For those of us who don't speak French, are these people talking about cows? Why is Isabelle wearing heels? Is that really what France looks like?
 
LTM, do you know the California "happy cows" commercial? This would be the french version of it...only a little longer and a lot more elaborate.
 
Is Isabelle happy for the same reason as the cows?
 
Just for fun (and probably fun for only moi) I decided to look up the meaning of "Bres" in French. No French translation,alas. However,Bres,is the Irish-Celtic god of fertility and agriculture. Isabelle,your little ruse is over. Isabelle....is Irish,not French.She may well be the goddess of fertility and agriculture masquerading as a French journalist. Nice try. The men sized you up right away.
 
As an American "journaliste," I have done my research and can definitely state that the woman in the second ad is wearing the French version of a "Slanket" (pronounced slawn-KAY). France looks pretty nice -- it's already in the mid-90s in San Antonio. As for the cows, I thought all cows looked pretty much the same until we got to Scotland. They're long-haired, big-horned, stock, stocky and mean-looking. We didn't mess with them (you know, the usual midnight cow-tipping). Bob
 
One more thing--there was a Guy de Bres in the 16th century who was a Calvinist and martyred. So,Isabel's lips may say,"yes yes," but she really just wants to discuss predestination with you.
 
And I suggest not messing with the ultra-seductive Veronique,whose first name means "victory bringer," and last name means
"priest." She does look rather priestly in her sac de couchage,as Micah correctly identifies it. Or "slanket" as Bob claims.
 
Fertility and agriculture-- spring is here! Alleluia!
 
more disconcerting than any potential french journalistic missteps is how much time you've spent, osler, watching "a tout le monde" or whatever that was.

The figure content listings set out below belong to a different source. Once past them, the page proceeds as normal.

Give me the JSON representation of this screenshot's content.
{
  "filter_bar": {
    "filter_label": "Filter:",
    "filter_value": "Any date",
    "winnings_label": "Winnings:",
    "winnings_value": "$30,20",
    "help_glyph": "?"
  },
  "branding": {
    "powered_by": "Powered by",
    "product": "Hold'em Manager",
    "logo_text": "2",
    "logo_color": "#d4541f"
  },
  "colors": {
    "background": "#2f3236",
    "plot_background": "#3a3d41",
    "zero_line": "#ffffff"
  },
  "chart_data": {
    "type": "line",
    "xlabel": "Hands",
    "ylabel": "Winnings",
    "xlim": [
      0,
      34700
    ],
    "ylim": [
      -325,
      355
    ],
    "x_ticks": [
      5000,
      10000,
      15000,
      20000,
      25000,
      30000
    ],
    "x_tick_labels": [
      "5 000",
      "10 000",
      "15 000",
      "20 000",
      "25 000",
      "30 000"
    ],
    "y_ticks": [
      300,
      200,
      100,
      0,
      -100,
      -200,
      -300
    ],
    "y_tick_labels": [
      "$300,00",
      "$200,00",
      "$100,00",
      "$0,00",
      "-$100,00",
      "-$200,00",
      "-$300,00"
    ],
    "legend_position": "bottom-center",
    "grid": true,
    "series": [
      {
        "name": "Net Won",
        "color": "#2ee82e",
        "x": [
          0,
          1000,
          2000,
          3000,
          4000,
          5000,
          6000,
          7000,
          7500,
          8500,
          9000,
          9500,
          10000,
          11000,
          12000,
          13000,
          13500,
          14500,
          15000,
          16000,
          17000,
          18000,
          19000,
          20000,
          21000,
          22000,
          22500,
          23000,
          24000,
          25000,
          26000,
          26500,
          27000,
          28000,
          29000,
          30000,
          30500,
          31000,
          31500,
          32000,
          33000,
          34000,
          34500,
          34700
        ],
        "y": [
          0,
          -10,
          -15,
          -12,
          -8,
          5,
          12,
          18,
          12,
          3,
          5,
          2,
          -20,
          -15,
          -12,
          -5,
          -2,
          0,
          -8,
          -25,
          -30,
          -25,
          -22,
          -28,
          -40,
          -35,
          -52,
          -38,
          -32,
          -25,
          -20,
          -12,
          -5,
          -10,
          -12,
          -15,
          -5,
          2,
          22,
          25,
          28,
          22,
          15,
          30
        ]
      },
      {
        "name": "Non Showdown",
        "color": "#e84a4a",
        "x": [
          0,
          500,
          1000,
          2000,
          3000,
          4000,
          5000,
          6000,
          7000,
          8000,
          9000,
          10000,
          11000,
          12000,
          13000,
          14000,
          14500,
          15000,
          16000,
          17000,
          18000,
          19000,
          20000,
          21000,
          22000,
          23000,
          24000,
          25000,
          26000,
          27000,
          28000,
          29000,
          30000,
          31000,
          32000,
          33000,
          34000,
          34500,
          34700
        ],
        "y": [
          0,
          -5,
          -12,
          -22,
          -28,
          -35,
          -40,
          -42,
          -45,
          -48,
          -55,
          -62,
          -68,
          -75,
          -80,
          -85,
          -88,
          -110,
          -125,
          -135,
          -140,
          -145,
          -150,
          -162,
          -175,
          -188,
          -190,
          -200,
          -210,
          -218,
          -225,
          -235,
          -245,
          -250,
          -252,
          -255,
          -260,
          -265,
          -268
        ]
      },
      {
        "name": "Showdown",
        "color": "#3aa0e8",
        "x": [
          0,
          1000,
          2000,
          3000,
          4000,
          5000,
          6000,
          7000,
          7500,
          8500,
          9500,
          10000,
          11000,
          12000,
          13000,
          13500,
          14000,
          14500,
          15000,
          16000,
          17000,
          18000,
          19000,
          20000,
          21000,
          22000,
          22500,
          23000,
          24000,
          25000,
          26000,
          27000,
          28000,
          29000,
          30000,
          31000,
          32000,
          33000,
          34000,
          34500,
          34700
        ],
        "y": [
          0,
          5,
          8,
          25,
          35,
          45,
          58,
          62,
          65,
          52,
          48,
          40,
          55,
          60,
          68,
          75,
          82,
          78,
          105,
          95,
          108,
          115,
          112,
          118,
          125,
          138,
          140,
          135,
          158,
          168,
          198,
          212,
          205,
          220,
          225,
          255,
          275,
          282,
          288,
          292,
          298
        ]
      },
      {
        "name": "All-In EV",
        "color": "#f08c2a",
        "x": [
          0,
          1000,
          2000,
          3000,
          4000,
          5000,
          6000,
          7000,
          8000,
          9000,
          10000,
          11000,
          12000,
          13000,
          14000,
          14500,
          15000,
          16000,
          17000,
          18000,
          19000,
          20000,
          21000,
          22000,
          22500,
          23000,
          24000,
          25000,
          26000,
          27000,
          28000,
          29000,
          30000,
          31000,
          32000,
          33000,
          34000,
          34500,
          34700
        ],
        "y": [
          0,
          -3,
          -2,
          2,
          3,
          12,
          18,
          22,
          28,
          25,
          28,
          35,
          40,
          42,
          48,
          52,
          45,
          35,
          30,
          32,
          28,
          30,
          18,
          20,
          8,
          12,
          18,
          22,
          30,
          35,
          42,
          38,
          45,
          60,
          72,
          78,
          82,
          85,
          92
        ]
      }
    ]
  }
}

regardless, i dismiss any worries about whether or not it's real journalism with a "meh, it's broadcast journalism," where accountability is simply not an issue.
 
Dear all,
I figured it out, the sexy journaliste is the daughter of a real journaliste: Pierrette Bres and what the prof. showed us today is not broadcast news. It is an infomercial for the French equivalent of Federal Meat Inspection, Centre D’Information de Viande. Still wonder, how did you come across such an intriguing topic?
 
i liked it better when it was real french journalism (that i couldn't understand, anyway).
 
Ok, Marta, that's just silly. Why would meat inspectors need to advertise? And why use Isabelle Bres, who doesn't seem to have the right shoes for meat inspection?
 
The CIV is not advertising, they are informing the populace on the safety of their steak tartare and to make sure they tune in and pay attention, they have Isabelle Bres play journaliste in various stages of "deshabille" as you call it. And Woody, don't be disappointed, real french journalism isn't much different than this, in fact it is pretty much interchangeable and if they had an empty news slot Isabelle's shoes would fit right in.
 
PS Don't get me wrong, I am not belittling this cow food investigation, especially knowing that pretty much everybody in France, at some point or another, eats raw cow meat.
 
God I hate the French.
 
RRL, how can you say that after watching the deshabille of Isabelle Bres?
 
Steak Tartare - yum!
 
Good Steak Tartare at Cave Vin on 56th and Xerxes. I rarely eat it. Haven't been there for a while,wonderful food.
 
Isabelle is dressed like a wannabe Pickles. You sure don't see Pickles hanging out with a bunch of cows... she's trying to destroy the world, instead.